Он и вышел живым; и было бы весьма недостаточно говорить о переводе, когда переводчик обогатил оригинальное произведение предисловием и примечаниями, которые выходят за его пределы. Пруст присоединился к мысли Рескина, ассимилировал ее, то есть, преобразовал в свою собственную материю. "Нет лучшего способа прийти к осознанию того, что чувствуешь сам, нежели попытаться воссоздать в себе то, что чувствовал мастер. В этом глубоком усилии именно свою мысль вместе с его мы выставляем на свет..." Как только Пруст познакомился с книгами Рескина, он понял, что они откроют ему целую сторону света, неизвестную ему ранее, и обогатят его собственную вселенную городами, памятниками и картинами, которыми он доселе не обладал и которые не мог постичь.

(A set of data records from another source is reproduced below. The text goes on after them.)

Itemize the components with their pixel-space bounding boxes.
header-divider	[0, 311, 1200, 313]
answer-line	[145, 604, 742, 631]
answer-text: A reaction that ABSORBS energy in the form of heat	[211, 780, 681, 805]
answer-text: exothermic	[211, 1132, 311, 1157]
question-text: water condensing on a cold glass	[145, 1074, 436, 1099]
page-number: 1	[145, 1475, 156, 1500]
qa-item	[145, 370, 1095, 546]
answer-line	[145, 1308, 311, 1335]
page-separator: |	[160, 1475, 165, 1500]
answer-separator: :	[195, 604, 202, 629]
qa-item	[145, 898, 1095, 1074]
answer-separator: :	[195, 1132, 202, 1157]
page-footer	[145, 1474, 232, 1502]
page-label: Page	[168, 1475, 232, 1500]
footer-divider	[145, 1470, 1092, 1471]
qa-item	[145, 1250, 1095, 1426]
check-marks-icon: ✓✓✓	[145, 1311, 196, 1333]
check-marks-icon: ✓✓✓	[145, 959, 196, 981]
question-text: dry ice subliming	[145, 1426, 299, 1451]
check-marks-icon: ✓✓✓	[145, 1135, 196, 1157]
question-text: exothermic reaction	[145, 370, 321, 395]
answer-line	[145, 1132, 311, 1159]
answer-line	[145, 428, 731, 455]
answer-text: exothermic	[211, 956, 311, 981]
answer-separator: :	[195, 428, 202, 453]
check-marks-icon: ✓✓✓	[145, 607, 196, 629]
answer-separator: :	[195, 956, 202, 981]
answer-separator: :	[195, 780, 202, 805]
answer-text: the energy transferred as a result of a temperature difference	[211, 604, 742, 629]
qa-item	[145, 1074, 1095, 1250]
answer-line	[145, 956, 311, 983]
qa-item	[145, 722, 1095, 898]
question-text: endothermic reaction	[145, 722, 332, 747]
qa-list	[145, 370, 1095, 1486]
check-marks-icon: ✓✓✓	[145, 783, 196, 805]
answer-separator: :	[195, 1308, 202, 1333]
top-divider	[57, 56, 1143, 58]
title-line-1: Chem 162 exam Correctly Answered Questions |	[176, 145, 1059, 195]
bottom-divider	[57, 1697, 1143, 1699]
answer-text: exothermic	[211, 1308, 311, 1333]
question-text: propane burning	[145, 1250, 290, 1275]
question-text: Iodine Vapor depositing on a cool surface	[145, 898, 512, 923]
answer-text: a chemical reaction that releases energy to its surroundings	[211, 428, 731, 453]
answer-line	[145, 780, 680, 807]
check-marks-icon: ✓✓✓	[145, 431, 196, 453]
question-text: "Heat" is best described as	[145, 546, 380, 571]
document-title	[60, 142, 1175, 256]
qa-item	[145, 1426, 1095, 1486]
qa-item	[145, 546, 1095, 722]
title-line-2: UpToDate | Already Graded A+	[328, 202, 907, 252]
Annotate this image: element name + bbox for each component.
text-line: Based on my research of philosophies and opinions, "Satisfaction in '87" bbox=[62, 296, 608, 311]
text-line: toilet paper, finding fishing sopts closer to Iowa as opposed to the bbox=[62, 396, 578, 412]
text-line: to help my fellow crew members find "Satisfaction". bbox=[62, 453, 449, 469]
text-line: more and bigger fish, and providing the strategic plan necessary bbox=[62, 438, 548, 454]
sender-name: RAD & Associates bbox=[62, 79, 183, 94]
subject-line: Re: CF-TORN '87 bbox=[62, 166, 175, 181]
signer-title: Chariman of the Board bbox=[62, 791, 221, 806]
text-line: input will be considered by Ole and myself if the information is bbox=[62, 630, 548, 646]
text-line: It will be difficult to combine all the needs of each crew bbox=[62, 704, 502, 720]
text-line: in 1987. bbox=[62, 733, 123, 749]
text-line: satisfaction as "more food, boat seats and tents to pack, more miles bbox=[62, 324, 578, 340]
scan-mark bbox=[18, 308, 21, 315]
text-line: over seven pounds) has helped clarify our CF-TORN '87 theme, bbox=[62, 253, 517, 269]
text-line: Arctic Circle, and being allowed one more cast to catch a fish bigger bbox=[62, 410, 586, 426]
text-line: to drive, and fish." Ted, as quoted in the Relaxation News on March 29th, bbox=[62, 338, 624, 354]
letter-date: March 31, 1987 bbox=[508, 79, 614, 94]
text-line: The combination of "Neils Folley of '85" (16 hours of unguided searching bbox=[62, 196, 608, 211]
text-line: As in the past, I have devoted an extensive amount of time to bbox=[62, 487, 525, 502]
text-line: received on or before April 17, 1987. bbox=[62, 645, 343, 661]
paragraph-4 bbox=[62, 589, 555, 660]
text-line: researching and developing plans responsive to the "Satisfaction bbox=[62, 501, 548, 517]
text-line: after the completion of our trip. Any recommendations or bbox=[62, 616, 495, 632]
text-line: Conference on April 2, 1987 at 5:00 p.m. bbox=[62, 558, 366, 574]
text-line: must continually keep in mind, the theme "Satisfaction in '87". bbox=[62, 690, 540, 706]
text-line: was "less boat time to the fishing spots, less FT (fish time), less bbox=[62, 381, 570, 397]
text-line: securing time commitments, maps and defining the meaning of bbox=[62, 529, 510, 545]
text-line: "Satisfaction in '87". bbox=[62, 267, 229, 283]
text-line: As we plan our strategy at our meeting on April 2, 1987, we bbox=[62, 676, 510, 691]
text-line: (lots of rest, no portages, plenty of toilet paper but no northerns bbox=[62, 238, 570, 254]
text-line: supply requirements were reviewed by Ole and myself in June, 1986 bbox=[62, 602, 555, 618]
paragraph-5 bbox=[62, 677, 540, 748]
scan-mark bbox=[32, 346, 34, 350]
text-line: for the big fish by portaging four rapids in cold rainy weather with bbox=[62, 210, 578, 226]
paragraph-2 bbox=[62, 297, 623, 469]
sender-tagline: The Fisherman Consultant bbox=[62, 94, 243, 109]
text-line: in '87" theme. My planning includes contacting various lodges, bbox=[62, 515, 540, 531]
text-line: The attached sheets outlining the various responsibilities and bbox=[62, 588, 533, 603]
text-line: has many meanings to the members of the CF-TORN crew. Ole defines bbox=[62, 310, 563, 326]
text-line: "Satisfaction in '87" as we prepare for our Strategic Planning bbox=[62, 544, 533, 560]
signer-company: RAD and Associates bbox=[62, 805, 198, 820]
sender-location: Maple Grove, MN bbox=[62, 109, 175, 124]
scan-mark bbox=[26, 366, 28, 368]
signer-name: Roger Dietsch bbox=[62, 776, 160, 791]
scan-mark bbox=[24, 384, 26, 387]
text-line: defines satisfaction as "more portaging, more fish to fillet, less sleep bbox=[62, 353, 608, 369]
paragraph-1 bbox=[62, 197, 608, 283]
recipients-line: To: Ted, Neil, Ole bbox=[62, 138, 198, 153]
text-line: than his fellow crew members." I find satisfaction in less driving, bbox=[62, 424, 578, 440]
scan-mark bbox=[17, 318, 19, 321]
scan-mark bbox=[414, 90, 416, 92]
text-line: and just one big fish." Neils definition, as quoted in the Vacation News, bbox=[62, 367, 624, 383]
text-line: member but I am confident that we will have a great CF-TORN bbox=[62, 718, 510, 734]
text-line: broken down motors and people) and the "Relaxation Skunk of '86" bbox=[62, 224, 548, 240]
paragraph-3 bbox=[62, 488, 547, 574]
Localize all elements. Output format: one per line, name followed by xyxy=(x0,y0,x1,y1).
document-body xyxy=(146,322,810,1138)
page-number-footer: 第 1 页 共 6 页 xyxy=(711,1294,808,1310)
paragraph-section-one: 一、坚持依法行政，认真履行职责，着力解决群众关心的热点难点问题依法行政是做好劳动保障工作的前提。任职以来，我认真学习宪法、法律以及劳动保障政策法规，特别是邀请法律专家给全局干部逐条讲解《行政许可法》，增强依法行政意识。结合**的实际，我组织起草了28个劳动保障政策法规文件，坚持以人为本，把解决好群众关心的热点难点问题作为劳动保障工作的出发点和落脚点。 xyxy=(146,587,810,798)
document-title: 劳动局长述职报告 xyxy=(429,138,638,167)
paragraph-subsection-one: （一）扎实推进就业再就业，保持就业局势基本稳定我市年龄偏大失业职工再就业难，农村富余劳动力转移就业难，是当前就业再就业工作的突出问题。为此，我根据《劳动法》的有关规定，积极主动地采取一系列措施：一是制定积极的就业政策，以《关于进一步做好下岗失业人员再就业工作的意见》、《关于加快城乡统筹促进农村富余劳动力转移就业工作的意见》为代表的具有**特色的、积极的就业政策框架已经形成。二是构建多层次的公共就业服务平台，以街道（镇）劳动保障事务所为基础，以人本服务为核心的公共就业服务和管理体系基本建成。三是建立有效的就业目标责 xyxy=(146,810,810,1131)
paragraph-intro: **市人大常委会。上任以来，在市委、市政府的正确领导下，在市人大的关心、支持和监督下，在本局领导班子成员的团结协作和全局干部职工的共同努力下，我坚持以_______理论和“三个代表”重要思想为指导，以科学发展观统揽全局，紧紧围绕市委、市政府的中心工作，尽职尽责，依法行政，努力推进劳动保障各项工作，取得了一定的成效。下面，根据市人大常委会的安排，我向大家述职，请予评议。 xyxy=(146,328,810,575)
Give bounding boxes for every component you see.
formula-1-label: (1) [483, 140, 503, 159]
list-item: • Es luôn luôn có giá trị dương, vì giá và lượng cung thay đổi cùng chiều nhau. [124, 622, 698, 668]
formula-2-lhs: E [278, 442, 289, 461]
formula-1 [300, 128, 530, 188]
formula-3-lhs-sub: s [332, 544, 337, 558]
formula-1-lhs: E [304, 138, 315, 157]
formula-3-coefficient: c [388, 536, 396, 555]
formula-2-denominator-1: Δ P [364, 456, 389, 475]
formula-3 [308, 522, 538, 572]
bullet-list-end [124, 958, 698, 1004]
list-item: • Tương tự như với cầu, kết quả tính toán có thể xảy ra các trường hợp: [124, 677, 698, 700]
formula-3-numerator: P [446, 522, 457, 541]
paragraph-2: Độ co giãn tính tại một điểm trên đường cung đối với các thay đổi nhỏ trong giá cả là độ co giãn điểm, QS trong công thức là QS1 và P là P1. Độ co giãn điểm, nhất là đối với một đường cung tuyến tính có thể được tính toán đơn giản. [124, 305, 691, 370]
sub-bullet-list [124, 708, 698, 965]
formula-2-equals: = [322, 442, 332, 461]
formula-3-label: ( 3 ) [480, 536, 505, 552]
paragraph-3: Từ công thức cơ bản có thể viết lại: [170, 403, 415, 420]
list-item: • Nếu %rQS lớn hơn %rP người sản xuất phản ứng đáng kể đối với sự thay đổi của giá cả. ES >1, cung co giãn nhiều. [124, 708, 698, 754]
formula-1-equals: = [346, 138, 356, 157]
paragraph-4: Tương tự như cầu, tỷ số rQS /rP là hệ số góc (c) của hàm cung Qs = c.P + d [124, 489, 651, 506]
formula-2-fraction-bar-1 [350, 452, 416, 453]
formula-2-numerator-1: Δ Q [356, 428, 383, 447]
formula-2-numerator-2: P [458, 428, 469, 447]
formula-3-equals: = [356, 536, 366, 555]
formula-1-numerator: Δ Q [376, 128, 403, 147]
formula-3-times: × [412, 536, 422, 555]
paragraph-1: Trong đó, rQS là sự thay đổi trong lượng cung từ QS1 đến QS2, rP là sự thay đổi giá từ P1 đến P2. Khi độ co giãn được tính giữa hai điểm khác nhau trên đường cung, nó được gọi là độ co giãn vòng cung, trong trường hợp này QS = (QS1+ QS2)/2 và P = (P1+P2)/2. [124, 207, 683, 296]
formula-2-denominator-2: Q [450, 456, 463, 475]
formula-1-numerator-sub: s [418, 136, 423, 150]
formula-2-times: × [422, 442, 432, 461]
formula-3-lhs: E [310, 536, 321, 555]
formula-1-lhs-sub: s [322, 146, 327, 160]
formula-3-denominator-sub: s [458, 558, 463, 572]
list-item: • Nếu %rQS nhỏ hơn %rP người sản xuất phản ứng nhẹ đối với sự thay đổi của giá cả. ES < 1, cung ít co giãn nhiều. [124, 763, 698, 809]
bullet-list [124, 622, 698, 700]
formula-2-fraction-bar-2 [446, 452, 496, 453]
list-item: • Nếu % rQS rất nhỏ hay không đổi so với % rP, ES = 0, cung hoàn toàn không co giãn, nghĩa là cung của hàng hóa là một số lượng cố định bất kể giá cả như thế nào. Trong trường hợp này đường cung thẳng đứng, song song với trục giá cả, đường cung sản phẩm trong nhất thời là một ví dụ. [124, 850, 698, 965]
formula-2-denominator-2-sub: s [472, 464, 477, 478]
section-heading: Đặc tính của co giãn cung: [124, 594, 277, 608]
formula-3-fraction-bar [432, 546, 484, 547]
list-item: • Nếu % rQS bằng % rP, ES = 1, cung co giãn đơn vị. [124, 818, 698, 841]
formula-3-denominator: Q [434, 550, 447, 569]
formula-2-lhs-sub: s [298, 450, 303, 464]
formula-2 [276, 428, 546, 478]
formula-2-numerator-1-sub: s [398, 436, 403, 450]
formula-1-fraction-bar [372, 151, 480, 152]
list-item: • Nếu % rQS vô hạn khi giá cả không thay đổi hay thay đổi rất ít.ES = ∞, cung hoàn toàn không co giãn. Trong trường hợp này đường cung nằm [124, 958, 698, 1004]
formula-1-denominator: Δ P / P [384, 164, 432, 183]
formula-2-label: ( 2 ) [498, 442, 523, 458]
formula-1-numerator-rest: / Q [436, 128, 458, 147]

"Так оно и было на самом деле; вселенная вдруг снова обрела в моих глазах бесконечную ценность. И мое восхищение Рескином придавало такую важность вещам, которые он заставил меня полюбить, что они показались мне даже более ценными, чем сама жизнь. Это произошло в обстоятельствах, когда я буквально считал, что мои дни сочтены; я отправился в Венецию, чтобы смочь перед смертью приблизиться, прикоснуться, увидеть воплощенными в дворцах, обветшалых, но еще стойких и розовых, идеи Рескина о бытовой архитектуре Средневековья..."
Рескин был для Пруста одним из тех умов-посредников, которые необходимы в начале жизни, и даже всю жизнь, для соприкосновения с действительностью. Рескин научил его видеть, а главное - описывать. Врожденный вкус к бесконечно малым величинам в деталях, гурманская манера смаковать цвета и формы были для них общими.
В создании произведения искусства оба отводят очень большое место познаниям. Рескин говорил, что каждая скальная порода, каждая разновидность почвы, каждый род облаков должны быть изучены и воспроизведены с геологической и метеорологической точностью; Пруст стремился описывать чувства с точностью медицинской. Рескин испытывал потребность пожертвовать всеми своими обязанностями, всеми радостями, вплоть до собственной жизни, ради того, что было для него единственно возможным способом общения с действительностью. Пруст тоже полагает, что самый настоятельный долг для художника - это его собственный контакт с реальностью. "Эта Красота, - говорил он о Рескине, - которой он посвятил свою жизнь, была осмыслена им не как некий объект наслаждения, созданный, чтобы очаровать его, но как реальность, бесконечно более важная, чем жизнь, как то, за что он отдал бы и собственную. Отсюда, как вы увидите, вытекает вся эстетика Рескина..." Отсюда же, в значительной части, вытекает эстетика и этика самого Пруста.